The authorities of the House have to examine all Public Bills from the quasi-judicial standpoint of whether, prima facie, private rights are affected, and if they are, the Members in charge of the Bill, irrespective of whether they are Government or private Members, are notified that private rights are affected and the examiners are then required to make a report on the Bill before the Second Reading stage is entered upon.

In the present instance, the Bill has not been referred to the Examiners and the hon. Member is fully entitled to ask why. The answer to his submission depends on the definition contained in Clause 27(1,a), the Clause to which he was referring. This Clause—as the Chancellor explained in his Budget statement, reported in HANSARD of 3rd May, c. 1435 and 1436—deals with the tax exemption which friendly societies enjoy under Section 440(1) of the Income Tax Act, 1952.

Broadly speaking, the effect of the Clause is to take away this exemption from new societies—as defined in subsection (I,b)—and also from those old societies which did any single premium business in the three months ending 3rd May, 1966, as defined in paragraph (a). Old societies, with the exception of those defined in paragraph (a), will continue to enjoy their tax exemption so long as they do not enter into single premium business.

The hon.
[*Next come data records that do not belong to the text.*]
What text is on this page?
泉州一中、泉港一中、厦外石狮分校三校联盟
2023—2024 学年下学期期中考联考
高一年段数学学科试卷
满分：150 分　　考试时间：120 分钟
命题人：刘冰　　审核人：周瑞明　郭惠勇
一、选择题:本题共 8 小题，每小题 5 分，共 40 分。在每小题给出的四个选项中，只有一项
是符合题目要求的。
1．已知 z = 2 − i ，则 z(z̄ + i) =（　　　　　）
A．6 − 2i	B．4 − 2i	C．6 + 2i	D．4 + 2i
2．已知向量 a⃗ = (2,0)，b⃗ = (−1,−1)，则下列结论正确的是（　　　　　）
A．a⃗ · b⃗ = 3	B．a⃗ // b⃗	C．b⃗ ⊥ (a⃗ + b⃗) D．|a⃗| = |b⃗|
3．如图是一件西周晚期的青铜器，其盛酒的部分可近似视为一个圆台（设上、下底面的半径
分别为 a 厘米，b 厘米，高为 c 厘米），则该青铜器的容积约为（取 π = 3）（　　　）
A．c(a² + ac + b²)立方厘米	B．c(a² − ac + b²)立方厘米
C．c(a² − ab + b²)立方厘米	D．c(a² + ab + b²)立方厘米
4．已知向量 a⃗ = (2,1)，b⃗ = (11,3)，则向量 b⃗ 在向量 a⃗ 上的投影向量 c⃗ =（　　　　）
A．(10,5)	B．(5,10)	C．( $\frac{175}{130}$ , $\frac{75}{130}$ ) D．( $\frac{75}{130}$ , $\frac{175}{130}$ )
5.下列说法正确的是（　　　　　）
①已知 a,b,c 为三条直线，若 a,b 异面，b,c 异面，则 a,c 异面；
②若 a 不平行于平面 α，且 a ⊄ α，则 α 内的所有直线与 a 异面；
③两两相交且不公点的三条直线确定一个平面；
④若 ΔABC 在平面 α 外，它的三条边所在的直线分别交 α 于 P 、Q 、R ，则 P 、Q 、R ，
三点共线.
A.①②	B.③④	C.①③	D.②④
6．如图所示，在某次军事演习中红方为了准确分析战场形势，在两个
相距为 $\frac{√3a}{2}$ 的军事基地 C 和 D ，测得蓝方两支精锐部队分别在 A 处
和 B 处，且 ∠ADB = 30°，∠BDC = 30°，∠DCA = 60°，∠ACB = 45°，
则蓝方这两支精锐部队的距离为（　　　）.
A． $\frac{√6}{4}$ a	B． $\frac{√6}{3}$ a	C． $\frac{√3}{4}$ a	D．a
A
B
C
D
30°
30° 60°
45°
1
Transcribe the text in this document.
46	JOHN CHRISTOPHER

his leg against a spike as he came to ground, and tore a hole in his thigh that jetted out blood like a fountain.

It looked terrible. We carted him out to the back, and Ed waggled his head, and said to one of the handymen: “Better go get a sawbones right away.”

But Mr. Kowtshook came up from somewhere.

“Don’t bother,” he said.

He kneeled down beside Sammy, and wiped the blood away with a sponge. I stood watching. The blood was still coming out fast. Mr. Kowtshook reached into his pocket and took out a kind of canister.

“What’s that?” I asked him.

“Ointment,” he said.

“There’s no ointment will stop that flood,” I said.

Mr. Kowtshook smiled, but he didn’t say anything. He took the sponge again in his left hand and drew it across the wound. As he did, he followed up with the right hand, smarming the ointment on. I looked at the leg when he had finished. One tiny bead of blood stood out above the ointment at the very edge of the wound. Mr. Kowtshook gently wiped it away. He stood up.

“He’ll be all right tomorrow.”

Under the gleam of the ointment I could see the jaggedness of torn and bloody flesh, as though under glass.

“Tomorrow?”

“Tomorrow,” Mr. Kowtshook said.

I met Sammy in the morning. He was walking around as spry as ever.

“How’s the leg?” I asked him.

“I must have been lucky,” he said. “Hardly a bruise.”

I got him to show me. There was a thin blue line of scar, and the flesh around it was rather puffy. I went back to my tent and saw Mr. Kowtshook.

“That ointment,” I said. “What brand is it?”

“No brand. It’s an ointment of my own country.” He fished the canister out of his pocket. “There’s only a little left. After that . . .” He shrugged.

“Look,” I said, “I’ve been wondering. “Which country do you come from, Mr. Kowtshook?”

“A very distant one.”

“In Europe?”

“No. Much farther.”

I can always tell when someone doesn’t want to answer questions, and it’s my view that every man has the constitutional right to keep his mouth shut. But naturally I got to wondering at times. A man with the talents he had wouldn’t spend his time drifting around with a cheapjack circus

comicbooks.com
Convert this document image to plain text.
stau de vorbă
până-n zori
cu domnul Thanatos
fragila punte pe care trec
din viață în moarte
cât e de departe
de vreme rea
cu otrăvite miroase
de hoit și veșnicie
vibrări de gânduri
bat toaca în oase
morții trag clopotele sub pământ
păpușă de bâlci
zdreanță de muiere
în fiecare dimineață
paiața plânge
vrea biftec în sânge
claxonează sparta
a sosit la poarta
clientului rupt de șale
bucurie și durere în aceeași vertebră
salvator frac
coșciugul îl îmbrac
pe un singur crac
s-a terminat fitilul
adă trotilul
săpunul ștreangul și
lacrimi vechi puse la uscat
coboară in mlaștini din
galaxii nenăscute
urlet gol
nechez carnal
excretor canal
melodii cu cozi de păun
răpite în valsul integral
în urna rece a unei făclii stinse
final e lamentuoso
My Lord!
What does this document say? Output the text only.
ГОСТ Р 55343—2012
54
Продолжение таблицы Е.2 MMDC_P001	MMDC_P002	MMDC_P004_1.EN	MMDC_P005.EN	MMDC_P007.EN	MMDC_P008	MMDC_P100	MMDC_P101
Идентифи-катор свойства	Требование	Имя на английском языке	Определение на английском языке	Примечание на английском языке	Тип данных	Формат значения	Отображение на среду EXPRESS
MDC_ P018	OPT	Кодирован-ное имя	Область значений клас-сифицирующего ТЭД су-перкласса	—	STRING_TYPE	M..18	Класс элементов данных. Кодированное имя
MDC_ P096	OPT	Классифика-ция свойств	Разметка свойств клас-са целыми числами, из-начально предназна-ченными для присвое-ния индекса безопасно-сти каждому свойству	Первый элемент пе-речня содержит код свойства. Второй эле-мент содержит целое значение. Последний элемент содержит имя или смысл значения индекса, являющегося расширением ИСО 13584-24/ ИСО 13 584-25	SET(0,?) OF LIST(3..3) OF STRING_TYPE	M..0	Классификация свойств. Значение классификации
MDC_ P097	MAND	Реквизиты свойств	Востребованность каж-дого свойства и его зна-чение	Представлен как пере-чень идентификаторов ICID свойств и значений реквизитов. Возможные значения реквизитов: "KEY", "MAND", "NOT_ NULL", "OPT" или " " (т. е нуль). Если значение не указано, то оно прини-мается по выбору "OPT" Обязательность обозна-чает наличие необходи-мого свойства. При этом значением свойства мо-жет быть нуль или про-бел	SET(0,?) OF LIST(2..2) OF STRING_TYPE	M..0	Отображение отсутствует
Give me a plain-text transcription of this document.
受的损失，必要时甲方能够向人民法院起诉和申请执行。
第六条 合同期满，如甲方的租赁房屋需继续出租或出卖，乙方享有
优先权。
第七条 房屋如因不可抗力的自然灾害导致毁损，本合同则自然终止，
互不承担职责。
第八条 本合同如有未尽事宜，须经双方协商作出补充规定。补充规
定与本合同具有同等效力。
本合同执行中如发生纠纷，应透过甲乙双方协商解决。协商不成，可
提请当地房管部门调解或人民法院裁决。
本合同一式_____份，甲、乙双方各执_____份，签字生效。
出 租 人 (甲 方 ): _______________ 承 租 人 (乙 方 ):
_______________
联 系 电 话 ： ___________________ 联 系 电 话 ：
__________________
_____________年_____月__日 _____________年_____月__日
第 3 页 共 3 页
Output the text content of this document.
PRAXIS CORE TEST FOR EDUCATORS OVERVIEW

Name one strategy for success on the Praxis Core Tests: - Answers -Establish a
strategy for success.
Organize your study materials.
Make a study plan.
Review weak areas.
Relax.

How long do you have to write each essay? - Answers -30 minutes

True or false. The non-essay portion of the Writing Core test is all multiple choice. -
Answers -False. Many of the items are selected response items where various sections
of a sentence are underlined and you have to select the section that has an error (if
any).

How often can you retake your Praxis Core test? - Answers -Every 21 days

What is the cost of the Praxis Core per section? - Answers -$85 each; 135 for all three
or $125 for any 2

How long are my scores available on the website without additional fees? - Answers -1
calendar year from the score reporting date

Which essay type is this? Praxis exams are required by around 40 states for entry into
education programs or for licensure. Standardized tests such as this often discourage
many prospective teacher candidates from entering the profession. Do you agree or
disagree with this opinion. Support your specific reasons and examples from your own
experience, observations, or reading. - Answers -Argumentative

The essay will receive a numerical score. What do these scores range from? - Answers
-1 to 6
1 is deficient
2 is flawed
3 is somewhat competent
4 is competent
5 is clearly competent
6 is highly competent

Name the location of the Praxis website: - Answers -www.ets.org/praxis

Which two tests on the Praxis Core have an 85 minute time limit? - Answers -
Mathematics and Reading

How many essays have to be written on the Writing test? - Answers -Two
Member for Crosby submits that paragraph (a) makes the Bill prima facie hybrid, because its effect is to penalise only six out of more than a thousand old friendly societies and that the date has no particular significance in friendly society law or finance law.

After considering the definition contained in subsection (1,a) of Clause 27, however, I am satisfied that it comprises a certain class of friendly society which are to be treated in a uniform manner and, therefore, this must be treated as a public and not a Hybrid Bill.